Unlike other popular tea sellers that concentrate more on trendy taste combinations, My Cup of Tea aims to sell teas that are beneficial to the health.

“If you go to Hong Kong or Japan or Taiwan you won’t find chocolate tea or wine tea or popcorn tea, the flavors are very basic,” said Hui. “Nobody says their tea is boring because we know that a good tea, once you drink it, will feel very good in your system.”

Hui’s teas are imported from Hong Kong, but not in a mass-produced “Made in China” way: “I spend a lot of time travelling around and learning ceremonies, from Chinese tea ceremonies to Japanese tea ceremonies,” he said.

My Cup of Tea, though very traditional in many ways, has a unique array of products.

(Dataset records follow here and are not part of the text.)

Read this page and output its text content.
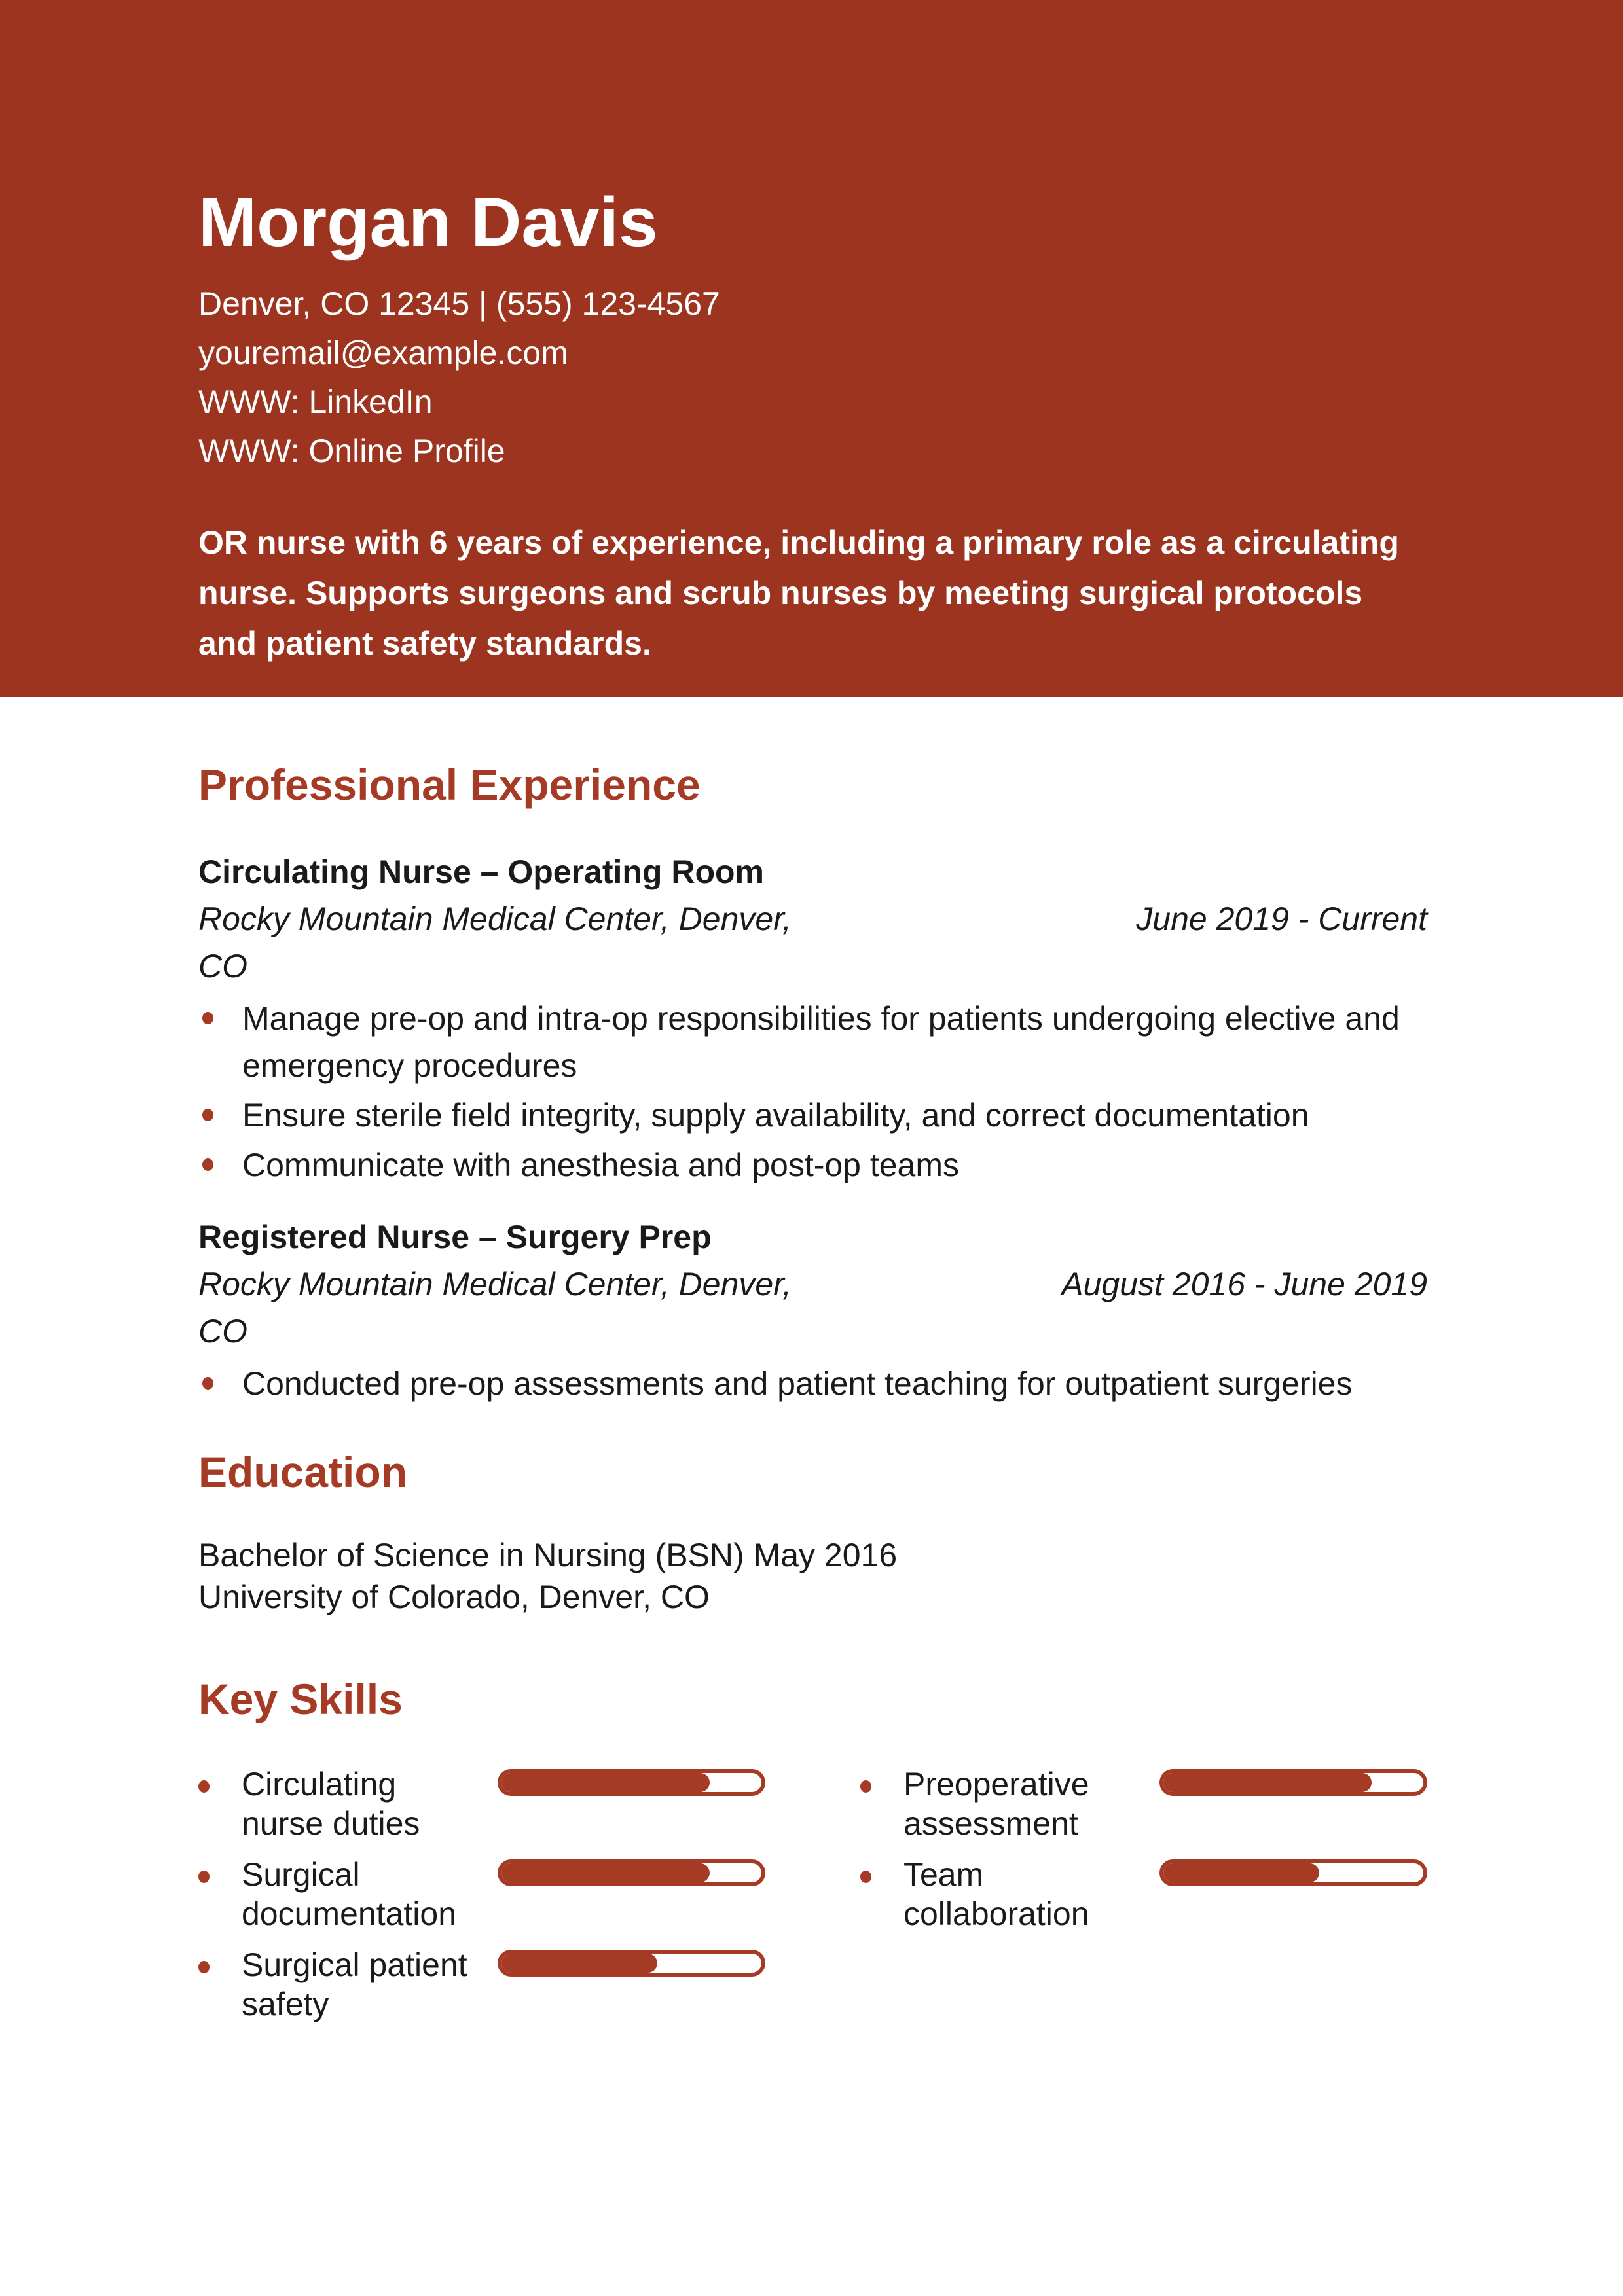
Morgan Davis
Denver, CO 12345 | (555) 123-4567
youremail@example.com
WWW: LinkedIn
WWW: Online Profile

OR nurse with 6 years of experience, including a primary role as a circulating nurse. Supports surgeons and scrub nurses by meeting surgical protocols and patient safety standards.

Professional Experience
Circulating Nurse – Operating Room
Rocky Mountain Medical Center, Denver, CO
June 2019 - Current
Manage pre-op and intra-op responsibilities for patients undergoing elective and emergency procedures
Ensure sterile field integrity, supply availability, and correct documentation
Communicate with anesthesia and post-op teams
Registered Nurse – Surgery Prep
Rocky Mountain Medical Center, Denver, CO
August 2016 - June 2019
Conducted pre-op assessments and patient teaching for outpatient surgeries
Education
Bachelor of Science in Nursing (BSN) May 2016
University of Colorado, Denver, CO
Key Skills
Circulating nurse duties
Surgical documentation
Surgical patient safety
Preoperative assessment
Team collaboration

It features a line called “Santhé” which is composed of five different tea combinations to aid with some of today’s most pressing day-to-day issues.

There’s the “Workaholic,” made with ginger and lemon peel, that boosts blood circulation and energy while relieving nausea.

Want to trim that waistline? Then the “Fashion Icon” is for you. It is a rooibos tea containing lemon verbena, enhancing one’s metabolism. 

Others cater to the needs of the “Insomniac,” the “Shopaholic,” the “Meat Lover,” and the “Public Speaker.”

The shop’s signature “Zodiac Blooming” teas come in single packages of what looks like a mini tumble weed, but is in fact a flower that will bloom as it steeps in hot water. Each flower bulb corresponds with a Zodiac sign, and whichever one you’re born under is the tea you should drink, according to Chinese philosophy.

“If people are born in the summertime they are very hot in their system so we give them something to cool down. If you’re born in the wintertime you’re cooler and dryer, so we give you tea that helps retain moisture,” said Hui.

My Cup of Tea products can also be found at David’s Tea outlets, Archambault bookstores and the W Hotel. A box of the classic collection teas (Oolong, Jasmine Green tea or White Peony) goes for $12, the Santhé teabags are $6.99 for a fair sized pouch of ten, and a single Zodiac bloom is only $3.

In Hui’s opinion, the tea trend is here to stay. “I think the tea business will become better than coffee in the next few years,” he said with a smile.


My Cup of Tea is located on 1057 St-Laurent Blvd.